Di jalur lain saya diserang oleh aroma rempah-rempah yang harum dan suara khas dari lagu pop India. Di sana-sini saya melihat sekelompok anak muda Vietnam, mungkin pelajar, mengobrol dengan riang. Tampaknya di setiap kesempatan saya mendengar suara orang-orang yang berbicara dalam bahasa Cina, Thailand, dan bahasa lainnya.
Ketika saya berhenti untuk mengamati tanda-tanda di sisi gedung multi-tenant, sepertinya wajar untuk menemukan skrip mulai dari bahasa Inggris hingga Korea bahkan Nepal.
Di tengah bahasa yang begitu beragam, saya terkejut menemukan bahwa bahasa Jepang, mungkin karena kebutuhan, berfungsi sebagai lingua franca dari Shin-Ōkubo.
Saya mendengar siswa internasional menggunakannya untuk berkomunikasi dengan teman sekelas dari negara lain. Di sebuah toko rempah-rempah, seorang pelanggan China tawar-menawar dalam bahasa Jepang dengan petugas Nepal, sementara di luar penjual sayur seorang wanita Afrika dengan pakaian tradisional berwarna cerah berbicara dengan lancar dengan pelayan Jepang.

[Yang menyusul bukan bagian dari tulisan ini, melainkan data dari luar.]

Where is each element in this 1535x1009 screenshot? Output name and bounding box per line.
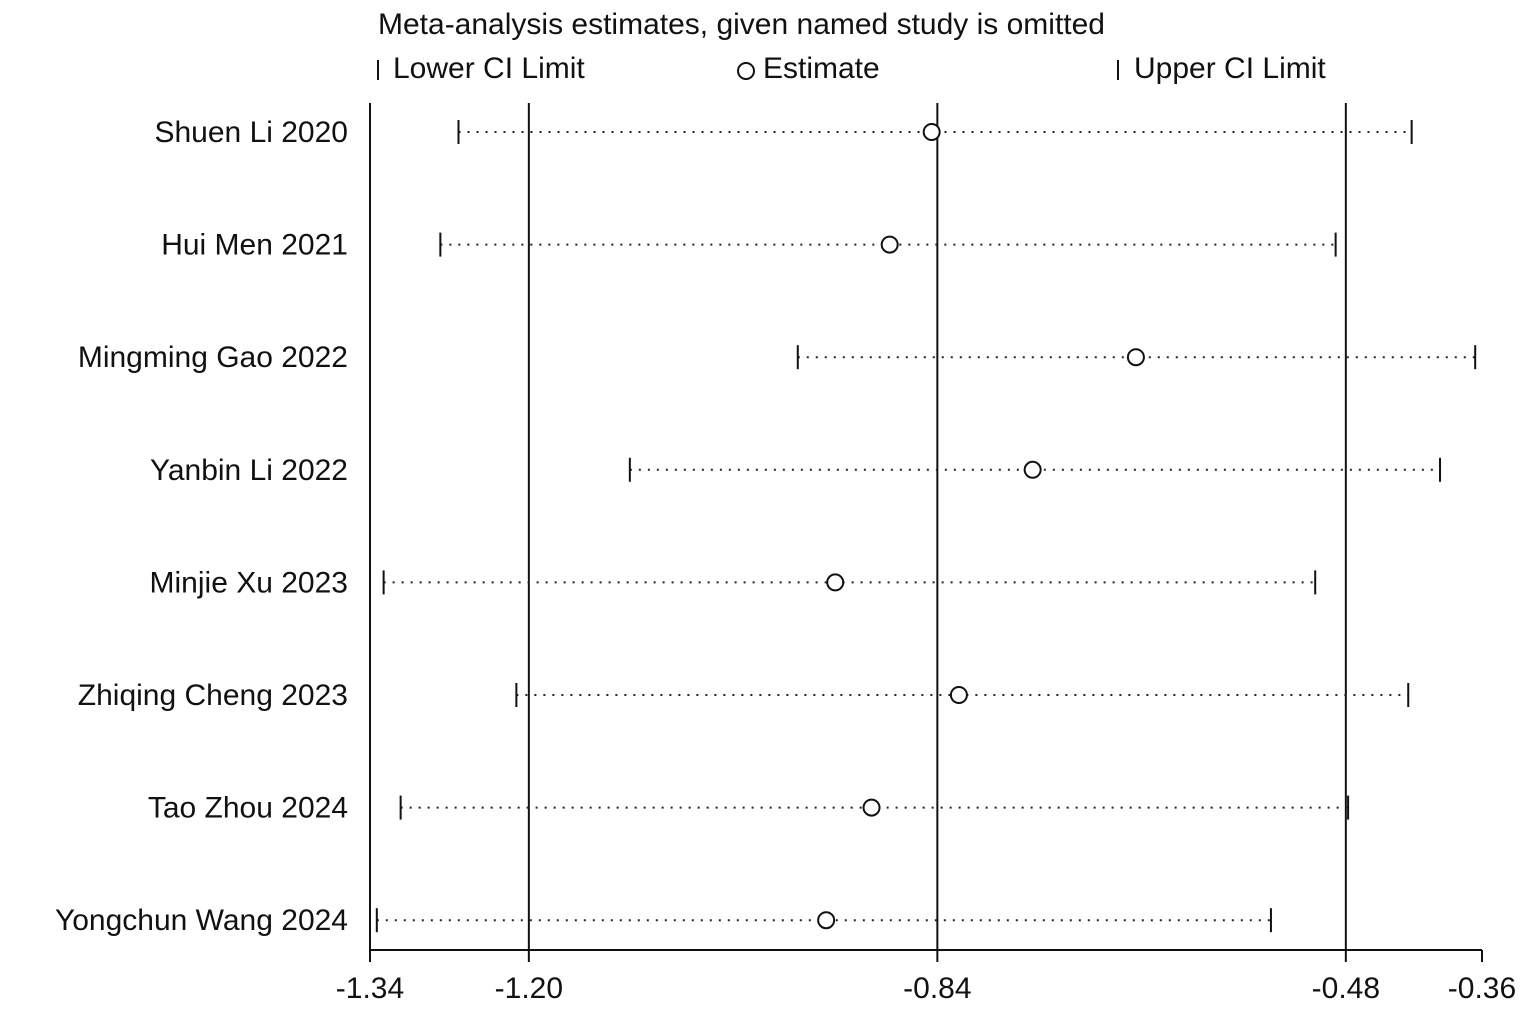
estimate-point (817, 911, 836, 930)
x-tick-label: -1.20 (495, 972, 563, 1005)
estimate-point (880, 235, 899, 254)
study-row: Yongchun Wang 2024 (55, 904, 1272, 937)
study-label: Mingming Gao 2022 (78, 341, 348, 374)
study-label: Zhiqing Cheng 2023 (78, 679, 348, 712)
x-axis-ticks: -1.34 -1.20 -0.84 -0.48 -0.36 (336, 950, 1516, 1005)
study-row: Shuen Li 2020 (154, 116, 1413, 149)
reference-lines (527, 103, 1347, 950)
study-row: Zhiqing Cheng 2023 (78, 679, 1410, 712)
estimate-point (862, 798, 881, 817)
x-tick-label: -1.34 (336, 972, 404, 1005)
study-row: Minjie Xu 2023 (150, 566, 1317, 599)
study-row: Mingming Gao 2022 (78, 341, 1477, 374)
estimate-point (922, 123, 941, 141)
legend-estimate-label: Estimate (763, 52, 880, 85)
x-tick-label: -0.48 (1312, 972, 1380, 1005)
x-tick-label: -0.36 (1448, 972, 1516, 1005)
study-label: Tao Zhou 2024 (148, 792, 348, 825)
estimate-point (1023, 460, 1042, 479)
estimate-point (826, 573, 845, 592)
study-label: Minjie Xu 2023 (150, 566, 348, 599)
study-rows: Shuen Li 2020 Hui Men 2021 Mingming Gao 20… (55, 116, 1477, 937)
study-label: Hui Men 2021 (161, 229, 348, 262)
study-label: Yongchun Wang 2024 (55, 904, 348, 937)
estimate-point (1126, 348, 1145, 367)
legend-estimate-marker (737, 62, 755, 80)
study-row: Tao Zhou 2024 (148, 792, 1350, 825)
study-row: Yanbin Li 2022 (150, 454, 1442, 487)
study-label: Yanbin Li 2022 (150, 454, 348, 487)
legend-upper-label: Upper CI Limit (1134, 52, 1326, 85)
study-label: Shuen Li 2020 (154, 116, 348, 149)
estimate-point (949, 686, 968, 704)
legend-lower-label: Lower CI Limit (393, 52, 585, 85)
chart-title: Meta-analysis estimates, given named stu… (378, 8, 1105, 41)
study-row: Hui Men 2021 (161, 229, 1337, 262)
x-tick-label: -0.84 (903, 972, 971, 1005)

Menurut saya ini aneh pada awalnya, tetapi saya mulai memahami peran sentral yang dimainkan orang Jepang dalam cara kerja lingkungan sekitar. Dalam semua permutasi beraksennya, bahasa adalah tulang punggung keragaman Shin-Ōkubo.

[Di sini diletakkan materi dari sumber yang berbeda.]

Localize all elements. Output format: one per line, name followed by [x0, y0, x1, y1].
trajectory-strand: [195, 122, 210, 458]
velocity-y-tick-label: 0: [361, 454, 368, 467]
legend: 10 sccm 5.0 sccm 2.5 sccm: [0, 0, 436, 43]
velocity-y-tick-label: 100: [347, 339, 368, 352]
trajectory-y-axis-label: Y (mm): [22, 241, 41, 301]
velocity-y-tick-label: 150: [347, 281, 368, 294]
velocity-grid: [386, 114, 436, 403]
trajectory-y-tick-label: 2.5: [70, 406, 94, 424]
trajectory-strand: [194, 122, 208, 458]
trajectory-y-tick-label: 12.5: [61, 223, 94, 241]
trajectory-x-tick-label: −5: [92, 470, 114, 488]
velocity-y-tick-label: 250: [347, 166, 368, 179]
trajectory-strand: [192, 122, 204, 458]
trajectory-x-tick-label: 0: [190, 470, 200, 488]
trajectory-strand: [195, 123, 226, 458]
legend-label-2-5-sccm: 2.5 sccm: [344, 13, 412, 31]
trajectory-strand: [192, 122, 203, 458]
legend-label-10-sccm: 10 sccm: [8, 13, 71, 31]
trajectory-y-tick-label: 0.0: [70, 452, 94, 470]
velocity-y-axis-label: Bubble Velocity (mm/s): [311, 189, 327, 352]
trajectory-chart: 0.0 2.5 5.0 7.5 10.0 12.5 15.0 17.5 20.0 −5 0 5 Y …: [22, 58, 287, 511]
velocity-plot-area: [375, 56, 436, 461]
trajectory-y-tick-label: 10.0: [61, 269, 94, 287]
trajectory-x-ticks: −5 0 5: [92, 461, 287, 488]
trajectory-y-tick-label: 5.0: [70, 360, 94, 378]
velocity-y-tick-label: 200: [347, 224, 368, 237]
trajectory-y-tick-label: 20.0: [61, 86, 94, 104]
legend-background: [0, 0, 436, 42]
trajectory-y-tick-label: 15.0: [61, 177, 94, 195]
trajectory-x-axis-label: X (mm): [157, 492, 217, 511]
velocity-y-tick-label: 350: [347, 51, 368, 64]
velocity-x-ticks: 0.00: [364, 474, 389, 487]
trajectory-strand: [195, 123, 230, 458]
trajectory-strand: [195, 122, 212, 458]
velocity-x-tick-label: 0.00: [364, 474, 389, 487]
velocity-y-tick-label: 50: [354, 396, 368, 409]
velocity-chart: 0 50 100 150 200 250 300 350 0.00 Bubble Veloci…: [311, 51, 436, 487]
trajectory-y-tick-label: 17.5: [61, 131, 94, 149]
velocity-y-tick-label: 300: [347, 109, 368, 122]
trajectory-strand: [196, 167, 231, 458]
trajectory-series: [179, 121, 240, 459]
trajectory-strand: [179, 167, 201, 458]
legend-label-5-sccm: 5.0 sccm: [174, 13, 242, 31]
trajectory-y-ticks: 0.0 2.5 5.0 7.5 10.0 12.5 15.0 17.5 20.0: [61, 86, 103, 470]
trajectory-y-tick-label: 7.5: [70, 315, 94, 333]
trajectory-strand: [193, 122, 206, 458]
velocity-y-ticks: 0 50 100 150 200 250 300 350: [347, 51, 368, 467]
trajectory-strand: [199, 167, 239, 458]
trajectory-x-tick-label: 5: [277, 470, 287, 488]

Menjelajahi distrik ini menunjukkan nostalgia akan pemandangan dan suara yang saya kenal saat tinggal di daratan Asia. Terpesona oleh keakraban dalam sikap santai dan keramahan hangat dari penduduk asingnya, pada tahun 2018 saya memutuskan untuk menjadikan Shin-Ōkubo sebagai rumah saya.

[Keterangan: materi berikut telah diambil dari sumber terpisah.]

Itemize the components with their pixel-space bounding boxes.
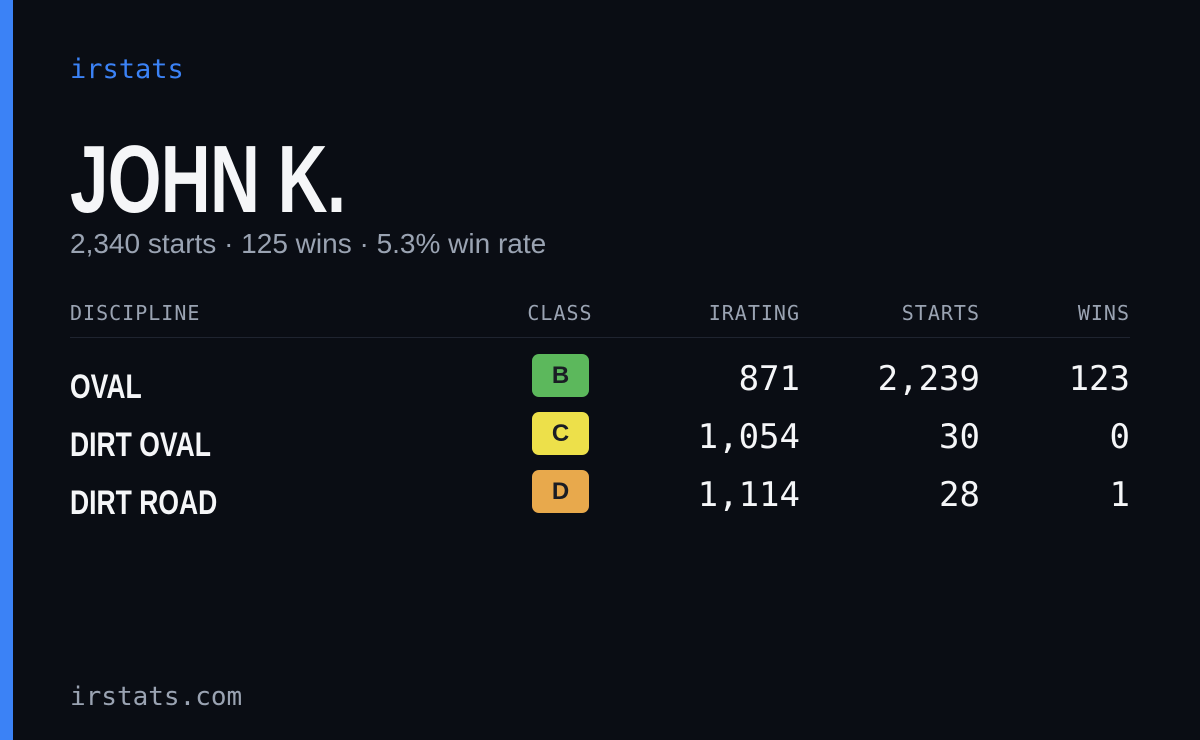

Menyusuri jalanan sebagai penduduk dan pengamat, saya mengumpulkan pertemuan dan pemikiran saya dalam buku Rupo Shin-Ōkubo: Imin zensen toshi o aruku (Menjelajahi Shin-Ōkubo: Melihat Lingkungan di Garis Depan Imigrasi).
Garis batas
Jalur kereta api di atas Jalur Yamanote membagi kawasan internasional Shin-Ōkubo menjadi dua bagian. Di sebelah timur adalah Koreatown, landmark lingkungan yang paling terkenal, yang ditandai dengan banyak toko khusus yang dipenuhi dengan wajah bintang K-pop dan restoran yang menawarkan segala macam masakan Korea.
Melihat daerah itu sekarang, sulit membayangkan bahwa reputasinya sebagai daerah kantong Korea hanya sekitar dua dekade. Pada awal 2000-an, Piala Dunia FIFA, yang diselenggarakan bersama oleh Jepang dan Korea Selatan, dan popularitas besar dari drama televisi Korea Selatan Winter Sonata menarik banyak investor yang kembangkan Koreatown sebagai objek wisata.
Sisi barat trek memiliki karakter yang sangat berbeda, dan bagi saya lebih memikat. Di sini, penduduk dari Asia Tengah, Selatan, dan Tenggara merupakan bagian yang cukup besar dari populasi, dan jalanan dipenuhi dengan semua jenis bisnis yang melayani kebutuhan mereka.
Ada pedagang grosir yang menjual rempah-rempah dan sayuran eksotis bersama dengan barang-barang rumah tangga impor, perusahaan yang menawarkan layanan pengiriman uang internasional, dan sejumlah restoran etnis yang menyajikan berbagai hidangan otentik yang menggiurkan.
Berbagai macam surat kabar gratis yang dicetak dalam berbagai bahasa membuktikan keragaman daerah tersebut, begitu pula banyaknya tempat ibadah, termasuk masjid, gereja, dan kuil Taiwan dan Hindu.
Tersebar di lingkungan sekitar, terkadang saya dikejutkan oleh perasaan luar biasa bahwa saya tidak lagi di Jepang, tetapi mengunjungi beberapa tujuan Asia yang jauh.
Sulit untuk mengabaikan kesan serasa saya jadi awet muda di daerah itu, karena kualitas berinteraksi dengan banyak siswa Asia Tenggara, terutama Vietnam yang tinggal di sini.